Imagined, Virtual, and Resisted Communities
Benedict Anderson’s argument that Nations are purely imagined communities gestated by the rise of print capitalism, and sustained by the boundaries rendered by cartographers is a crucial one in understanding contemporary critical thought, politics, and identity. What we now face is a re-articulation of both the nation and the community.
Technology is always so much more than gadgets and trinkets to amuse and aid our daily lives. New devices always have a social and cultural impact, and with some the weight is tremendous. As Anderson has shown, print capitalism, books and news in a dominant language, altered the way we thought of ourselves. So too did the telephone, and the television. They introduced new modes of communication, new media to inform, educate, commercialise, brainwash, pacify, and titilate.
Social Media is now rewriting our ideas of community, of entertainment, news, and also, some argue, rewiring our brains. This summer Newsweek ran an alarmist story regarding the insanity induced by web-addiction, iPhones, and Facebook. Whilst some of this clearly has legitimate founding, it does also sound a little like people complaining of myopic bookworms, and square eyed TV viewers. All these mediums have their pitfalls. What I am interested in is how are they remaking our ideas about nation, about community, about everyday issues of gender, race, ethnicity, and religion? In the past few months I have been fascinated by the depth of discussion on issues of gender politics, cultural appropriation, international relations, all on social media. Of course there are also lots of kittens and Minecraft out there too.
Today see the continuation of Hong Kong’s year of National angst. Students besiege the Tamar Government offices with a hunger strike calling an end to ‘proposed’ National Education. At the same time a small piece of hi-tech plastic has been released making commuters’ lives much easier. One single travel card for use between Hong Kong and Shenzen. Or in more simple terms one travel card to pay flawlessly for transportation in both Hong Kong and China. This is a huge asset to National integration. Whilst Hong Kong has always been geographically part of China, it’s maps have always left a void at the Northern New Territories. Roads, and railways (that have long existed and connected the two) can now be travelled between the two regions with ever greater ease and increasingly less red tape.

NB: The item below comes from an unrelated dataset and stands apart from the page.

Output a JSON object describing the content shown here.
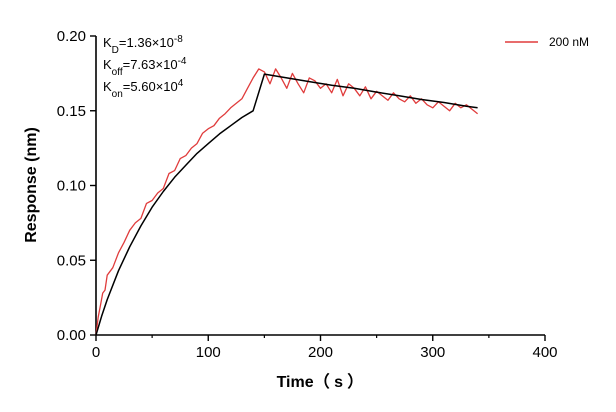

So concurrent with the physical boundaries of Hong Kong becoming ever fainter, there is a rise in an ideological buttress between Hong Kong and China, a fear of change and loss. What is perhaps most worrying to Hong Kong people is the loss of their identity, and it seems whilst a threat is perceived, the Hong Kong identity (which has been very ambiguous and liminal for the bulk of the territory’s history) is starting to become much less faint. Hong Kong’s future is, and has always been China. But it remains to be seen in what form this will find stasis.